Article original de Amy Myers Jaffe, publié le 7 novembre 2017 sur le site Council on Foreign Relation
Traduit par le blog http://versouvaton.blogspot.fr
La politique pétrolière saoudienne subit un changement important, mais subtil, susceptible d’avoir des implications stratégiques plus larges. Le changement intervient à la suite d’une tempête parfaite de menaces existentielles complexes à laquelle Riyad a dû faire face. Elle a forcé son gouvernement à s’adapter à de nouvelles réalités. En effet, pour le moment, l’Arabie saoudite semble avoir perdu sa flexibilité sur la politique des prix du pétrole et devra donc de plus en plus relever les défis géopolitiques sans recourir activement à sa politique d’exportation pour faire baisser le prix du pétrole. Une baisse importante des prix du pétrole serait actuellement un inconvénient pour les réformes économiques ambitieuses de l’Arabie saoudite, et menacerait le succès des réformes sociales controversées.

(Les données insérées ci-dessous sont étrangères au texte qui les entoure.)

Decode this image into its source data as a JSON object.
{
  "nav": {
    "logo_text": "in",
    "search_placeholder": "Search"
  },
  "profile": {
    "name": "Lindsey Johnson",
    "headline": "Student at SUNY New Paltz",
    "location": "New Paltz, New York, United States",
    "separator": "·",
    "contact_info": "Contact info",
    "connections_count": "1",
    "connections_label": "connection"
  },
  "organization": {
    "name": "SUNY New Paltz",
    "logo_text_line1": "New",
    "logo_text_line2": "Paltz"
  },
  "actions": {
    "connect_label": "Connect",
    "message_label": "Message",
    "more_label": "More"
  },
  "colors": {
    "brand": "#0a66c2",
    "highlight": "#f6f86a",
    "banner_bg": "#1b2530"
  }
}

Ce dilemme des recettes pétrolières pourrait guider une politique étrangère saoudienne déjà musclée tout en affaiblissant l’intérêt du royaume pour les tractations politiques internes au sein de l’Organisation des pays exportateurs de pétrole (OPEP). La menace d’inonder le marché pétrolier avec sa capacité de production de pétrole en réserve est depuis des décennies un levier saoudien essentiel pour la discipline de production et le partage de cette charge au sein de l’OPEP. L’OPEP, avec la Russie, semble pour l’instant prête à envisager un renouvellement des réductions de production en cours sur la base des améliorations actuelles des prix du pétrole, mais la discipline de production de l’OPEP s’affaiblit globalement avec le temps. On ne sait pas comment le royaume serait contraint de réagir si la production de pétrole augmente en Irak et chez d’autres membres ayant signé cet accord, sans parler des États-Unis, commençant à grignoter des parts de marchés alors que les prix du pétrole sont attendus à la hausse au printemps prochain.

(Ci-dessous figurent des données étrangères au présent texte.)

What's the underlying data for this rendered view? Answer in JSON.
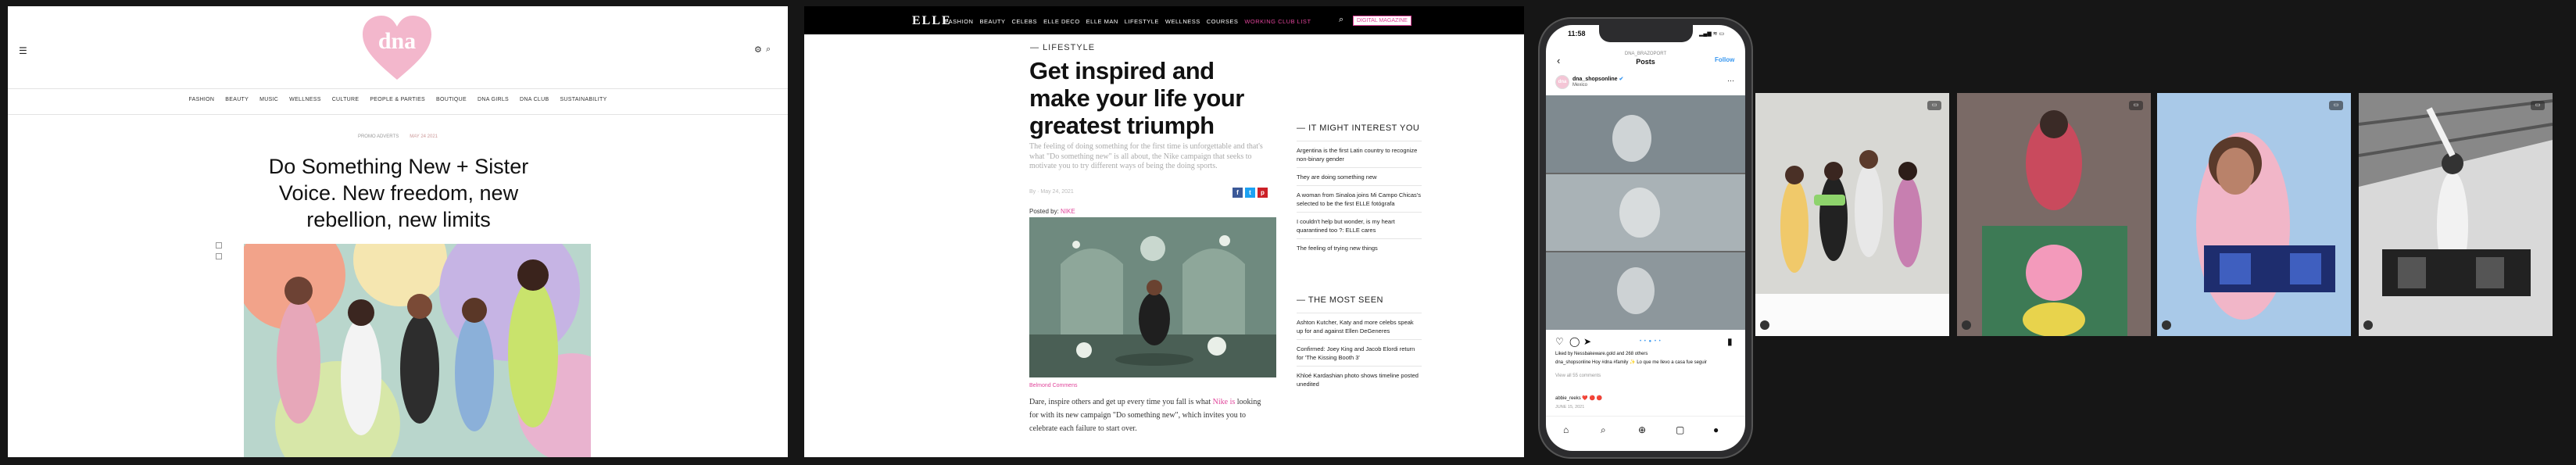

Dans le passé, l’escalade dans les conflits régionaux avec l’Iran aurait pu être alignée sur des politiques conçues pour affaiblir Téhéran en utilisant la baisse des prix du pétrole. Mais la réponse saoudienne au missile intercepté des rebelles houthis basés au Yémen visant un aéroport près de la capitale saoudienne, Riyad, a été de nature plus stratégique. Riyad a rapidement fait savoir que la réponse à laquelle elle pensait serait plus directe et militairement orientée, en annonçant que la coalition fermerait la porte à tous les accès terrestres, aériens et maritimes du Yémen. La déclaration officielle de l’agence de presse saoudienne sur le sujet a noté que “le rôle de l’Iran et sa maîtrise directe de son proxy Houthi dans cette affaire constituent un acte d’agression qui cible les pays voisins et menacent la paix et la sécurité dans la région. Par conséquent, le commandement de la coalition considère cela comme un acte flagrant d’agression militaire de la part du régime iranien et cela pourrait être considéré comme un acte de guerre contre le royaume d’Arabie saoudite“. Ironiquement, plus les réponses militaires du royaume seront appuyées, plus il est probable que des revenus pétroliers en hausse soutiendront l’économie saoudienne à la maison.

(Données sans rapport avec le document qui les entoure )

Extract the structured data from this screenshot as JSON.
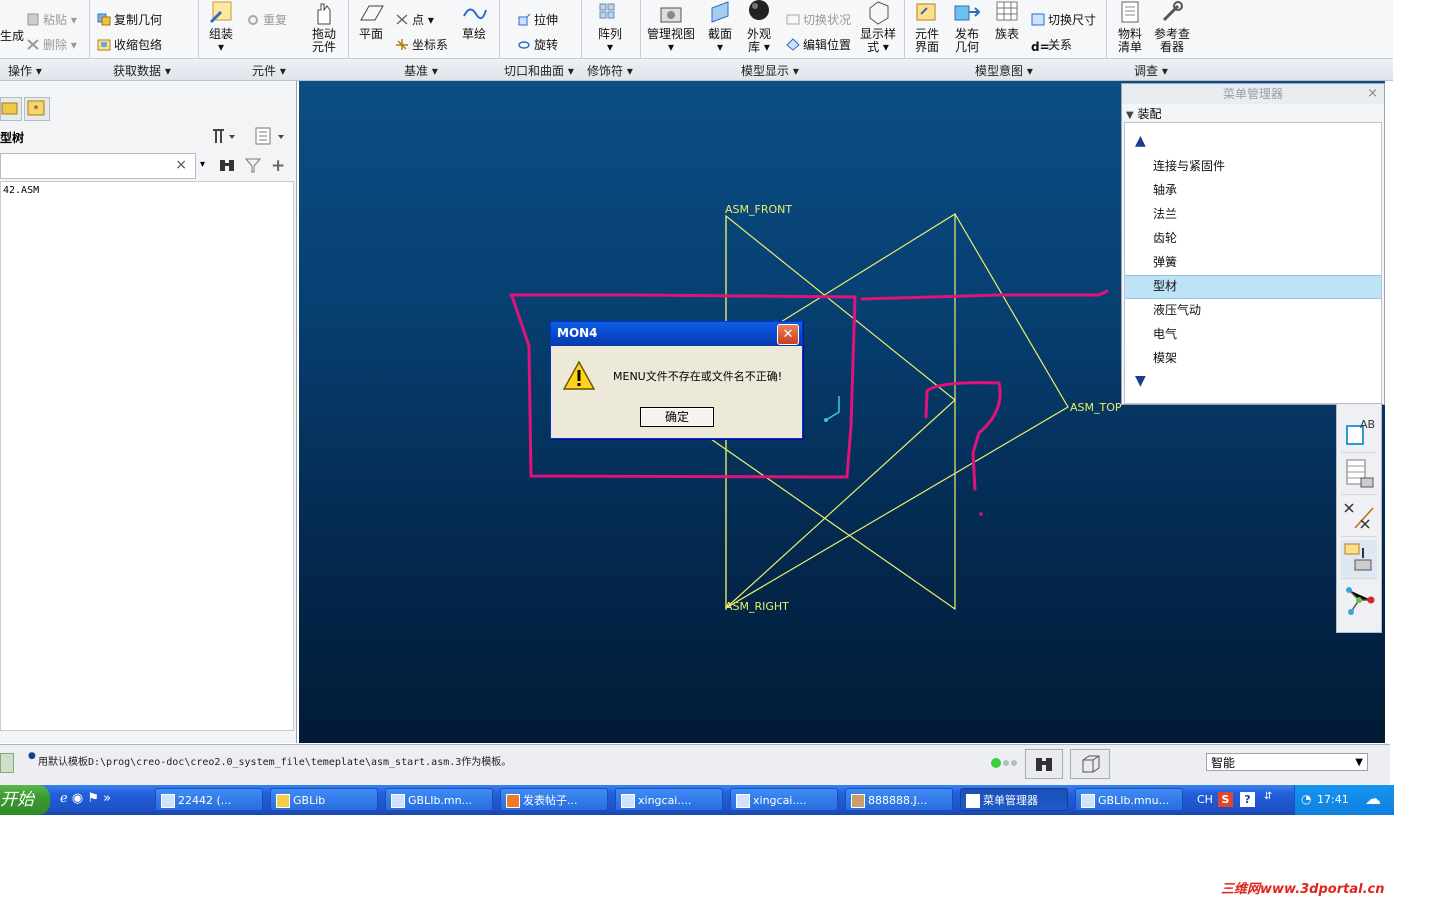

L’arrière-plan de la nouvelle position saoudienne sur les prix du pétrole commence par la situation intérieure. Dans une série d’entretiens récents fin octobre, le prince héritier Mohammed Bin Salman a clairement annoncé l’engagement de l’Arabie saoudite à lancer une offre publique initiale sur 5% du monopole pétrolier étatique saoudien, Aramco l’année prochaine et a souligné l’engagement continu de son pays à stabiliser les marchés pétroliers. Les analystes estiment que le royaume a besoin d’un prix du pétrole d’environ 60 dollars le baril pour l’introduction en bourse d’Aramco afin de récupérer des revenus acceptables de la vente de ces actions. Les événements intérieurs en Arabie saoudite, notamment l’arrestation d’au moins onze princes de haut rang, anciens et actuels ministres, et des dizaines d’hommes d’affaires, ont fait grimper les cours du pétrole lundi, augmentant ainsi la possibilité que l’OPEP puisse faire monter les prix à 70 dollars le baril. Cela permettra également de colmater n’importe quel trou dans le budget saoudien avec l’argent saisi chez ces personnes fortunées arrêtées récemment, un magot estimé entre des centaines et des milliers de milliards de dollars. Une nouvelle commission anti-corruption a été habilitée à “restituer des fonds au trésor public” et à “enregistrer des biens et des actifs au nom de l’État”.
Les informations venant du Royaume font suite à celles venant des marchés pétroliers devenus plus sensibles aux événements géopolitiques ces dernières semaines, lorsqu’un référendum sur l’indépendance kurde a temporairement perturbé les exportations de pétrole du champ pétrolier de Kirkouk. La menace d’un défaut financier vénézuélien pèse également sur les marchés. Mais les analystes et les négociants estiment également qu’une baisse des prix du pétrole serait un boulet pour les réformes économiques ambitieuses de l’Arabie saoudite, y compris l’introduction en bourse d’Aramco, laissant certains spéculateurs croire qu’ils peuvent rester “longs“ sur le marché à terme du pétrole.
Cette toile de fond vient s’ajouter au contexte américain où le président des États-Unis a clairement affirmé son engagement envers l’industrie américaine de l’énergie, ce qui incite encore une fois l’Arabie saoudite à maintenir la stabilité des prix du pétrole. Le président Donald Trump a récemment évoqué l’introduction en bourse de la compagnie saoudienne sur Twitter, affirmant qu’il était important pour les États-Unis d’introduire ces actions à la bourse de New York.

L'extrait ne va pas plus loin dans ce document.